Thompson's group is also engineering cooling techniques for 3-D interconnects. "Between 2-D interconnects and 3-D interconnects, the power dissipation issues get considerably worse," he said. "We are working on building microchannels through 3-D circuits, between pairs of device layers so that the tubes in the plane of the device can be used for cooling, similar to techniques used in heat pipes."

Thompson further describes what he calls a renaissance in the materials field, where computational material science allows design and simulation of new materials, with intended properties, well before the material is synthesized in the lab. "I think this will have an effect on all fields of electronics," he said.

In the interim, it is likely that device manufacturers will continue to optimize interconnect design and materials. One novel approach, X Architecture, involves pervasive use of diagonal wiring to shorten interconnect length. X Architecture reduces wire length by up to 20%, and eliminates 30% of the vias, according to Aki Fujimura, X Initiative steering group member and CTO of Cadence Design Systems (San Jose). The X Initiative is a group of 39 companies developing design technology, masks and manufacturing processes for X Architecture.

"Vias are contributing quite significantly right now to the failure rates of chips, so the fewer vias you have, the greater chance your chip is working," Fujimura said.

Fujimura thinks that collaborative programs, such as the X Initiative, will be the only way to solve the industry's technical challenges in the future. "One of the things that is changing right now and is making chips fail, is that design people do the best they can, mask people do the best they can, and wafer manufacturers do the best they can — but these independent efforts are no longer sufficient. Much more collaboration is required from the beginning," he said.

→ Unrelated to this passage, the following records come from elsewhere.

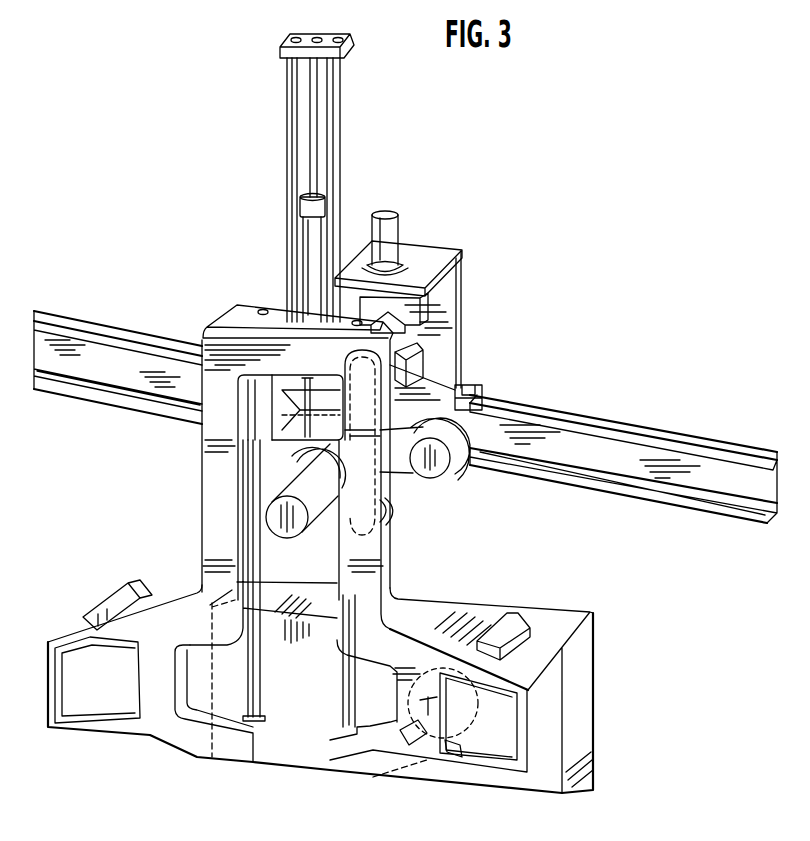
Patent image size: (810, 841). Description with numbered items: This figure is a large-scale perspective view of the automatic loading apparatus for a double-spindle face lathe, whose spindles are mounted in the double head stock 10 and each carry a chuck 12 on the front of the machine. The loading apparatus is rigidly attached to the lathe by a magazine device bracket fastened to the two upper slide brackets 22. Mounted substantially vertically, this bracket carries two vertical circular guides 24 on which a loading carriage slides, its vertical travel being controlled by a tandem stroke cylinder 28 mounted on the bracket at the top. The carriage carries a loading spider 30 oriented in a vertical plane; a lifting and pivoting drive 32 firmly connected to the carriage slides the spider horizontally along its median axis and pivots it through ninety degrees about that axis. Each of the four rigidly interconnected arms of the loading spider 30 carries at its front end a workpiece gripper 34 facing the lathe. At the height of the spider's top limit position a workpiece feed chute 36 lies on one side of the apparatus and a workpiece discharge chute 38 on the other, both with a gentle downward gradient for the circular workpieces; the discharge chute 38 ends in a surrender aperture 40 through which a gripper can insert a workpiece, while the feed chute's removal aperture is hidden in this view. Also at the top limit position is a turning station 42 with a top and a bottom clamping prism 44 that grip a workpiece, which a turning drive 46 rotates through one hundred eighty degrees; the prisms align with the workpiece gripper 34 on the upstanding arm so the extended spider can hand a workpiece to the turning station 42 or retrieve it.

The double head stock 10 is at (543, 777).
The chuck 12 is at (240, 757).
The upper slide brackets 22 is at (90, 613).
The vertical circular guides 24 is at (253, 677).
The tandem stroke cylinder 28 is at (308, 240).
The loading spider 30 is at (407, 430).
The lifting and pivoting drive 32 is at (273, 517).
The workpiece gripper 34 is at (305, 398).
The workpiece feed chute 36 is at (90, 358).
The workpiece discharge chute 38 is at (553, 437).
The surrender aperture 40 is at (475, 400).
The turning station 42 is at (443, 283).
The clamping prism 44 is at (360, 303).
The turning drive 46 is at (380, 235).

Finally, system-in-package (SiP), 3-D packaging, and even the stacking of systems (Fig. 5 ) look promising as ways to continue to decrease the effect of interconnect delay on system performance. Wafer thinning and bonding capabilities have reached production worthiness, and will eventually allow the combination of an infinite number of materials, starting with SOI and SiGe, but also silicon with different crystalline orientations. Such novel material combinations will enable many new applications for semiconductor, MEMS, MOEMS and 3-D packaging realization.³

5. A generic 3-D SiP system can integrate SiPs on each level in a small cube (1 mm to several centimeters). Each layer can perform a different overall task, and be fully tested before assembly. (Source: IMEC)

Lithography as bottleneck

Throughout the industry's history, lithography's ability to pattern smaller and smaller features has been both the enabling technology and a potential bottleneck. To date, optical lithography has not limited progress due to the ability to use resolution enhancement to pattern features smaller than the wavelength used in the exposure tool. But with CD control requirements approaching a single nanometer, it appears that a fundamental limit may be on the horizon.

"We will not be able to extend optical lithography to its ultimate limit unless we do everything right on the design side," Mack said. He commented that, while design-for-manufacturing (DFM) is a favorite marketing term of EDA companies, there is no doubt that manufacturability must be taken into account when laying out the chips, and the DFM gap will have an increasing influence on future scaling capability.